The Papyrus Rhind is an ancient Egyptian treatise written on papyrus on various mathematical topics that we now call arithmetic , algebra , geometry , trigonometry and fractions . Along with the somewhat older, but less extensive Papyrus Moscow 4676, it is considered to be one of the most important sources for our knowledge of mathematics in ancient Egypt and dates back to around 1550 BC. Dated.

discovery

The Papyrus Rhind is named after the Scottish lawyer and antiquarian Alexander Henry Rhind , who bought it in Luxor , Upper Egypt in 1858 . The documents were probably found a little before during illegal excavations in the area of Thebes, west of the Nile opposite Luxor, in or near the Ramesseum , more precise circumstances are not known.

Details

The papyrus was probably made in the 16th century BC. It was made during the Second Intermediate Period - initially the 33rd year of reign of Apopi , a king of the 15th Hyksos dynasty , is given as the date - and is largely regarded as a copy of a papyrus over two centuries older, which is probably from the reign of Amenemhet III. the 12th dynasty in the Middle Kingdom . The copyist - a scribe named Ahmose , also Ahmes after an earlier transcription - used the hieratic script and highlighted some values ​​and listed procedures with red instead of black ink, such as sets of dividers.

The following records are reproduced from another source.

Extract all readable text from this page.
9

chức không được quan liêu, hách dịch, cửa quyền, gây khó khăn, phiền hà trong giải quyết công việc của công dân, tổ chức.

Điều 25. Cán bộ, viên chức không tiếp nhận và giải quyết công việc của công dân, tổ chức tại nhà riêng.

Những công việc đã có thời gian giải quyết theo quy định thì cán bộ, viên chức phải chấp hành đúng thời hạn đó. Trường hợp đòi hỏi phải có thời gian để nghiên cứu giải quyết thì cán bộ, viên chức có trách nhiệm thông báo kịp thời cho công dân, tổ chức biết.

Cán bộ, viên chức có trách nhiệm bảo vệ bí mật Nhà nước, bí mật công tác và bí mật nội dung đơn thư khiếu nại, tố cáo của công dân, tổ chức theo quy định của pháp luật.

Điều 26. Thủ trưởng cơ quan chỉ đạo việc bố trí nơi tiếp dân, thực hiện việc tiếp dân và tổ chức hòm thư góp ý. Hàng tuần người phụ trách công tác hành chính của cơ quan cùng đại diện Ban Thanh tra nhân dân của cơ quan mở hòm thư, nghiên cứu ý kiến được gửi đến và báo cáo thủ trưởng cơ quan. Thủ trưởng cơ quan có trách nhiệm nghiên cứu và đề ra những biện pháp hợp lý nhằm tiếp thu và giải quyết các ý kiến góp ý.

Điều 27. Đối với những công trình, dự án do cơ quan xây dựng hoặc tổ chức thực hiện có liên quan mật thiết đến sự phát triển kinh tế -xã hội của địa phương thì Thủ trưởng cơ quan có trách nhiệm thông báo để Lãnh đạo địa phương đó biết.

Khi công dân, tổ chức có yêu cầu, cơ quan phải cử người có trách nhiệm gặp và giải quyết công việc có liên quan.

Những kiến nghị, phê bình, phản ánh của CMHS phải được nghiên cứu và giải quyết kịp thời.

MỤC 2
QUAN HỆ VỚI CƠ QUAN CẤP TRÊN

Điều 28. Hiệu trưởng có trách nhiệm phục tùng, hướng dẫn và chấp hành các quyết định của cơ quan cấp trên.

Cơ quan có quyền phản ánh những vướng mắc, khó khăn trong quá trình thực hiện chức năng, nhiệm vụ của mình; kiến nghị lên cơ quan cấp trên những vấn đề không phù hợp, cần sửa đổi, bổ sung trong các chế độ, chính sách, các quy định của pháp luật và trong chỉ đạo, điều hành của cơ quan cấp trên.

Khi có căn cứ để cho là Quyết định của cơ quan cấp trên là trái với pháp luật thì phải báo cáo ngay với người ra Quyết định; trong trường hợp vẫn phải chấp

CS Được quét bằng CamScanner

Today the papyrus is only available in the form of fragments of a scroll over 5 meters long and about 32 cm wide, which is written on both sides. In British Museum two pieces of 295.5 cm and 199.5 cm length are kept (1865 inventoried with No. 10057 or 10,058th); the gap between the two is estimated to be approximately 18 cm. In addition to some tables, the papyrus gives a number of different mathematical problems with exemplary solutions; depending on the counting method, there are a total of 84 or 87 or 91 tasks. The text could only be deciphered and translated at the end of the 19th century AD; its mathematical statements have been deciphered and made accessible since the beginning of the 20th century.

In terms of content, the manuscript can be divided into three sections. After the title, at the beginning of the first part there is a longer table that shows the fraction 2 / n as a sum of original fractions for all odd numbers  n from 3 to 101 , followed by a short table for n from 2 to 9 of the fraction n / 10 . Then 40 arithmetic and algebraic problems are covered. The second part presents 20 geometrical problems and deals with the volume and area of ​​different figures as well as the relationship of height to side of the body of a pyramid as its inclination. Two dozen other problems make up the third part, in addition to calculations relating to the production of bread and beer as well as to the feeding of poultry and cattle, a puzzle about cats and mice is given here .

Approximate value for the area of ​​a circle

A circle within a square that is divided by a grid.
The diameter of the circle is as long as one side of the surrounding square - if it is 9, a small square has a side length of 3.

The problems dealt with in the second part of the Rhind Papyrus also include calculating the area of ​​a circle. In the 48th task, Ahmes describes how he calculates the area of ​​a circle inscribed in a square . From today's perspective, this can be interpreted as an approximation of the number of circles . On the basis of the calculation rule given in the papyrus next to a sketch (see fourth and fifth illustration from above), Kurt Vogel reconstructed the underlying considerations in 1928.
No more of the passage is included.